Negi è stato un veterano della NIA essendo stato con l'agenzia sin dal suo inizio. È stato tra gli ufficiali chiave che hanno indagato sui casi terroristici dell'Hindutva. Era tornato ai suoi quadri nell'Himachal Pradesh alla fine dell'anno scorso, dopodiché la NIA ha perquisito la sua residenza e successivamente lo ha arrestato.

Secondo la NIA, il caso riguarda una cospirazione ordita dal LeT per finanziare e reclutare operativi e OGW per aver fornito supporto nella pianificazione e nell'esecuzione di attività terroristiche in varie parti dell'India, tra cui J&K.

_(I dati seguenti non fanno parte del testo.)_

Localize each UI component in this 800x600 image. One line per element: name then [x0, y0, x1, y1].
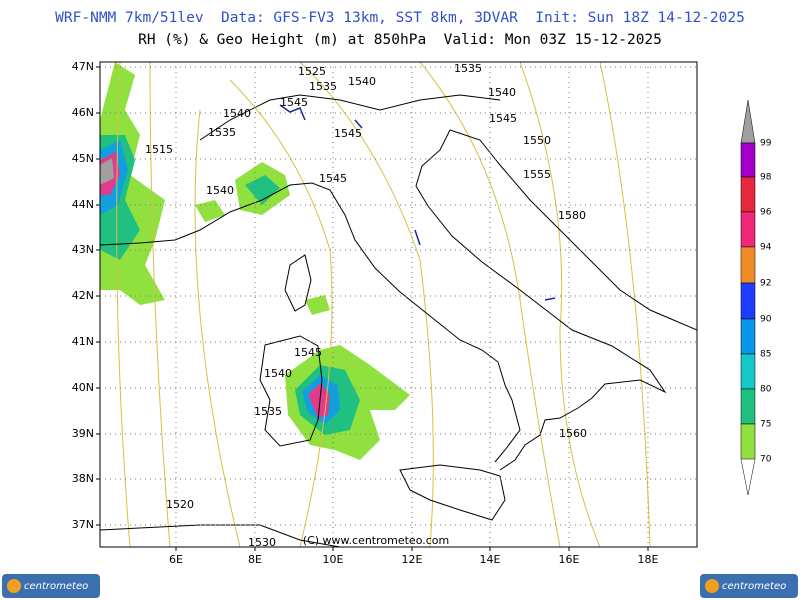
model-info: WRF-NMM 7km/51lev Data: GFS-FV3 13km, SS… — [55, 10, 745, 26]
lon-label: 14E — [480, 553, 501, 566]
lat-label: 37N — [72, 518, 94, 531]
colorbar-extend — [740, 99, 756, 144]
lat-label: 38N — [72, 472, 94, 485]
logo-text: centrometeo — [722, 581, 786, 592]
contour-label: 1540 — [206, 184, 234, 197]
lon-label: 10E — [323, 553, 344, 566]
contour-label: 1555 — [523, 168, 551, 181]
contour-label: 1540 — [488, 86, 516, 99]
rh-area — [195, 200, 225, 222]
colorbar-label: 90 — [760, 315, 772, 325]
contour-label: 1535 — [309, 80, 337, 93]
colorbar-label: 92 — [760, 279, 771, 289]
lon-label: 18E — [638, 553, 659, 566]
contour-label: 1545 — [319, 172, 347, 185]
lat-label: 44N — [72, 198, 94, 211]
colorbar-label: 85 — [760, 350, 771, 360]
colorbar-segment — [740, 423, 756, 460]
contour-label: 1545 — [334, 127, 362, 140]
lon-label: 16E — [559, 553, 580, 566]
lat-label: 45N — [72, 152, 94, 165]
colorbar-segment — [740, 246, 756, 284]
contour-label: 1545 — [489, 112, 517, 125]
contour-label: 1520 — [166, 498, 194, 511]
logo-text: centrometeo — [24, 581, 88, 592]
contour-label: 1540 — [223, 107, 251, 120]
contour-label: 1535 — [254, 405, 282, 418]
lat-label: 47N — [72, 60, 94, 73]
colorbar-label: 98 — [760, 173, 772, 183]
lon-label: 12E — [402, 553, 423, 566]
rh-area — [305, 295, 330, 315]
map-content — [100, 62, 697, 547]
lon-label: 6E — [169, 553, 183, 566]
lat-label: 46N — [72, 106, 94, 119]
contour-label: 1540 — [264, 367, 292, 380]
colorbar-label: 99 — [760, 139, 772, 149]
contour-label: 1525 — [298, 65, 326, 78]
colorbar-segment — [740, 318, 756, 355]
contour-label: 1545 — [294, 346, 322, 359]
colorbar-segment — [740, 211, 756, 248]
colorbar-label: 80 — [760, 385, 772, 395]
contour-label: 1560 — [559, 427, 587, 440]
colorbar-segment — [740, 176, 756, 213]
colorbar-segment — [740, 282, 756, 320]
colorbar-label: 70 — [760, 455, 772, 465]
contour-label: 1550 — [523, 134, 551, 147]
lat-label: 43N — [72, 243, 94, 256]
lat-label: 40N — [72, 381, 94, 394]
contour-label: 1535 — [208, 126, 236, 139]
colorbar-extend — [740, 458, 756, 496]
contour-label: 1530 — [248, 536, 276, 549]
copyright: (C) www.centrometeo.com — [303, 534, 449, 547]
colorbar-segment — [740, 142, 756, 178]
rh-area — [245, 175, 280, 205]
lat-label: 39N — [72, 427, 94, 440]
colorbar-label: 75 — [760, 420, 771, 430]
contour-label: 1535 — [454, 62, 482, 75]
map-frame — [99, 61, 698, 548]
rh-area — [308, 383, 330, 418]
map — [99, 61, 698, 548]
colorbar-segment — [740, 388, 756, 425]
colorbar-segment — [740, 353, 756, 390]
contour-label: 1545 — [280, 96, 308, 109]
field-info: RH (%) & Geo Height (m) at 850hPa Valid:… — [138, 32, 662, 48]
lat-label: 42N — [72, 289, 94, 302]
lon-label: 8E — [248, 553, 262, 566]
logo: centrometeo centrometeo — [2, 574, 798, 598]
rh-area — [100, 158, 114, 185]
colorbar-label: 96 — [760, 208, 772, 218]
colorbar-label: 94 — [760, 243, 772, 253]
lat-label: 41N — [72, 335, 94, 348]
contour-label: 1515 — [145, 143, 173, 156]
contour-label: 1580 — [558, 209, 586, 222]
contour-label: 1540 — [348, 75, 376, 88]
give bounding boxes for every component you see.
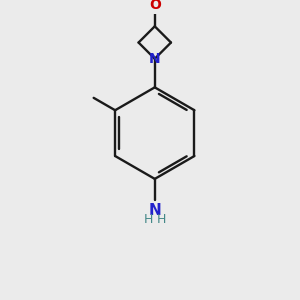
Text: O: O (149, 0, 161, 12)
Text: N: N (149, 52, 160, 66)
Text: H: H (143, 213, 153, 226)
Text: H: H (157, 213, 166, 226)
Text: N: N (148, 203, 161, 218)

“Le indagini hanno rivelato che Parvez, Kataria, Tonch e Abbas gestiscono una rete di OGW per promuovere le attività di LeT e per commettere atti terroristici in India. Queste persone accusate hanno raccolto informazioni su installazioni vitali, dispiegamento e movimento delle forze di sicurezza, hanno procurato documenti segreti ufficiali e li hanno trasmessi ai loro gestori attraverso un canale di comunicazione crittografato a titolo oneroso”, ha affermato il foglio di accusa della NIA.

Su Negi, la NIA ha affermato: “Le indagini hanno anche rivelato che Negi, essendo un funzionario pubblico, ha abusato della sua posizione ufficiale e ha trasmesso in modo non autorizzato documenti segreti a un co-accusato per compenso monetario e ha anche chiesto una gratificazione illegale attraverso un co-accusato di compromissione delle indagini”.

Secondo l'agenzia, Prasad e Mahato avevano falsificato documenti di identità e li avevano usati per procurarsi carte SIM e aprire conti bancari e li avevano passati al coimputato per benefici monetari.

Fonti ha affermato che la NIA ha citato sia le dichiarazioni dei testimoni che le prove elettroniche a sostegno del suo caso contro l'imputato. Durante l'analisi dei dati estratti dai social media e delle e-mail di Pervez, la NIA ha affermato di aver trovato varie chat incriminate relative a LeT.